Thursday, September 06, 2007

Another Thought on Liturgical Music

Last October I temporarily took on the job of cantor at our local church. I quit about a month ago, due to the upcoming busy-ness of this final year of high school, but over the course of those months I received many, many compliments.

I was mostly assigned Haugen, Haas, Schutte, Toolan, and all the rest of them, and went nearly crazy having to sing them every week. But I got plenty of compliments. I was told I had a lovely voice, a clear voice, a beautiful voice. I was told that it was such a pleasure to have me, that it was wonderful to see me up there singing every week. I'm surprised my head didn't swell to the exploding point... so many kind things were said about me (I think having to sing the banal music I did deflated me just a bit).

When May came along, so did the good old Marian hymns, and the music in general was much improved. I managed to work in two familiar chants... the Salve Regina and the Ave Maria.

The Ave Maria is just beautiful (like all chants, absolutely supernal), one of my favourite chants, and my favourite Ave (though I do appreciate the classic Schubert and Bach/Gounod versions). I sang it the second week of May, and afterwards was approached by one of the lady parishioners... no doubt, I thought, to pay me the usual compliments.

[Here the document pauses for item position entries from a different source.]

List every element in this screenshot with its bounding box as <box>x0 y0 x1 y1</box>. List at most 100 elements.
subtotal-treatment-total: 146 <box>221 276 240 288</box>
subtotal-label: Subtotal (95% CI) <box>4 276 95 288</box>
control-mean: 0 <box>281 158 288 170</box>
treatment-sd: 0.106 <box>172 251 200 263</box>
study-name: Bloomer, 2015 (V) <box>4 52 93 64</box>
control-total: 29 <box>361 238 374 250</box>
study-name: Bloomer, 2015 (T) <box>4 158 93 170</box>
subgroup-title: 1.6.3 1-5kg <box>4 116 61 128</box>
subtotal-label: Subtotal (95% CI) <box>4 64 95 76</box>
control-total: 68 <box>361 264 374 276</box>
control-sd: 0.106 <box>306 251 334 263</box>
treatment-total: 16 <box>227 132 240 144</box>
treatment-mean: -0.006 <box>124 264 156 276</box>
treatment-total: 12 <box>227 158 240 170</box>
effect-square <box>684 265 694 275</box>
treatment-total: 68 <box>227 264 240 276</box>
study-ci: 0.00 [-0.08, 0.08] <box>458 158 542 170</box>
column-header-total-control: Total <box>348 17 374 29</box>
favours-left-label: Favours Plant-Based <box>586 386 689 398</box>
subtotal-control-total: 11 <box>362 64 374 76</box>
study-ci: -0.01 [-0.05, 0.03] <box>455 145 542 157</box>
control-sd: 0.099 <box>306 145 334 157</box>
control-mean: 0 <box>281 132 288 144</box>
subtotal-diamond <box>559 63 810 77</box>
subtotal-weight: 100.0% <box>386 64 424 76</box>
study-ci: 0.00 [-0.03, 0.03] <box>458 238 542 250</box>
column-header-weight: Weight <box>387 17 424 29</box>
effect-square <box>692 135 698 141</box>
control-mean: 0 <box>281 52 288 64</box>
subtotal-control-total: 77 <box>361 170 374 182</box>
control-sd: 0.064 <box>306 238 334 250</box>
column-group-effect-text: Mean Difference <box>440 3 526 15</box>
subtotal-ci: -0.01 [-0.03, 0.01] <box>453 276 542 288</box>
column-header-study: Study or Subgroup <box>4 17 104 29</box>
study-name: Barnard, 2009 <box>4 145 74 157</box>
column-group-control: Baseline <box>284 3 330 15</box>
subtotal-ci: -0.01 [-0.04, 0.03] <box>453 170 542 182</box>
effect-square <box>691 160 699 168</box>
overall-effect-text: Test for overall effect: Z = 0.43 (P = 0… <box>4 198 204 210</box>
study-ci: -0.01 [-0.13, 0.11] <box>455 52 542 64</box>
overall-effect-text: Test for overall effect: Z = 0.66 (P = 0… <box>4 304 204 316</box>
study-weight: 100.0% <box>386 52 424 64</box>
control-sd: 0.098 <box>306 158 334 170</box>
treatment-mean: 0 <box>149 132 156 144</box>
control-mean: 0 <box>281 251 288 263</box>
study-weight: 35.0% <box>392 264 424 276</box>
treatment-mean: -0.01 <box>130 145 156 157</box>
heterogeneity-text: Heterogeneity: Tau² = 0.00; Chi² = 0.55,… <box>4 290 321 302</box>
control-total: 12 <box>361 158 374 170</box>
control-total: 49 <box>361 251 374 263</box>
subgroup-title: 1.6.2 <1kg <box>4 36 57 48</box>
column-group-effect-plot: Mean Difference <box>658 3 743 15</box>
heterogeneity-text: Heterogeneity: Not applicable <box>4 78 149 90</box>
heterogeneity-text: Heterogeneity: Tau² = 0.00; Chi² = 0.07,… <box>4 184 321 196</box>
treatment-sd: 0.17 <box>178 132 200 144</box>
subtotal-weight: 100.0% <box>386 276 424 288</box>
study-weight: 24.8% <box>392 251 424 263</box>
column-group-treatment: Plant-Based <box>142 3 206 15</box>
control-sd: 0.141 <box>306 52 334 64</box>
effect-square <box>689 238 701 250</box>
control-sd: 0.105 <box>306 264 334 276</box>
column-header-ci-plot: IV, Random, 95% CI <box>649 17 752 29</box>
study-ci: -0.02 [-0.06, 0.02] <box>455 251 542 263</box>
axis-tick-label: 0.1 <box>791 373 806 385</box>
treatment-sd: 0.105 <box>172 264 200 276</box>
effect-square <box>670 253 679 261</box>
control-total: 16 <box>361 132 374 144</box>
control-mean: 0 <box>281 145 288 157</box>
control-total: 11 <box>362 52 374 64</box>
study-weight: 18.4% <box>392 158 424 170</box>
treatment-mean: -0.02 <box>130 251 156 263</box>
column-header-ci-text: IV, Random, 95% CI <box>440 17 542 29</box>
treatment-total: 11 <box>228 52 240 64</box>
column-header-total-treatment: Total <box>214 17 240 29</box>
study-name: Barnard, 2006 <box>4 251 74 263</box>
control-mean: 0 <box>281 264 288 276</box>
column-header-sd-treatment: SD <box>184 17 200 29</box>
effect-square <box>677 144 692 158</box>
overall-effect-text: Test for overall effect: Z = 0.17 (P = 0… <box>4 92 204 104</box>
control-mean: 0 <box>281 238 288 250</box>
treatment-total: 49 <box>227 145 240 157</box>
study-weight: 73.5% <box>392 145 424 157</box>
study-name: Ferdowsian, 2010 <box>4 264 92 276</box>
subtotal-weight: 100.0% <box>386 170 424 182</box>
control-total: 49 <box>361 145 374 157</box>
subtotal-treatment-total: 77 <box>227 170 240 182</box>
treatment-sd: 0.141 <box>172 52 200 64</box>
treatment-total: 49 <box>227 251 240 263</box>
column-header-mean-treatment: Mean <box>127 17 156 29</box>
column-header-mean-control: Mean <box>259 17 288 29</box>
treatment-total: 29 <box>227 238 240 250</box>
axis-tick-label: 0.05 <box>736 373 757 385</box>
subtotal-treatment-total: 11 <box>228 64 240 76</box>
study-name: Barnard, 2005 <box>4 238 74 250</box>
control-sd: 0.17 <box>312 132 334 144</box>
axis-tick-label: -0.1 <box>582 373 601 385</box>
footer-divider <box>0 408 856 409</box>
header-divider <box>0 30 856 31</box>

Well, there weren't any of the usual compliments. There weren't any compliments, in fact. She told me she hadn't heard Latin and chant since she was very young, and then went on to say how beautiful it was. I figured in the conversation very briefly... I was thanked for doing it.

And I've been thinking about that ever since. Isn't that the point, anyhow? The cantor, or choir, or whatnot is there to sing the pieces, and to do a beautiful job... but I'm more the background, so to speak. The main focus is God. Our rapture at the beautiful voices of the choir should be because it was hinting, with the very vaguest and slightest of hints, at the unimaginable beauty of God.

Or, in short, it isn't about me and my beautiful voice.

And I don't know if I'm right or not, but somehow I can't help but think that I was the center of attention when I was singing Haugen and Haas compositions... maybe my voice was the only beautiful thing they could hear in the music. At any rate, I got showered with praise.

But when I sang the Ave, the music was complimented. Apparently they found it more worthy of praise than my voice. And maybe that was because in that gorgeously haunting chanting, they found that it didn't matter if it was me singing it, or another nice young girl, or anyone at all, because the beauty of the music had raised their souls too far up to God to care.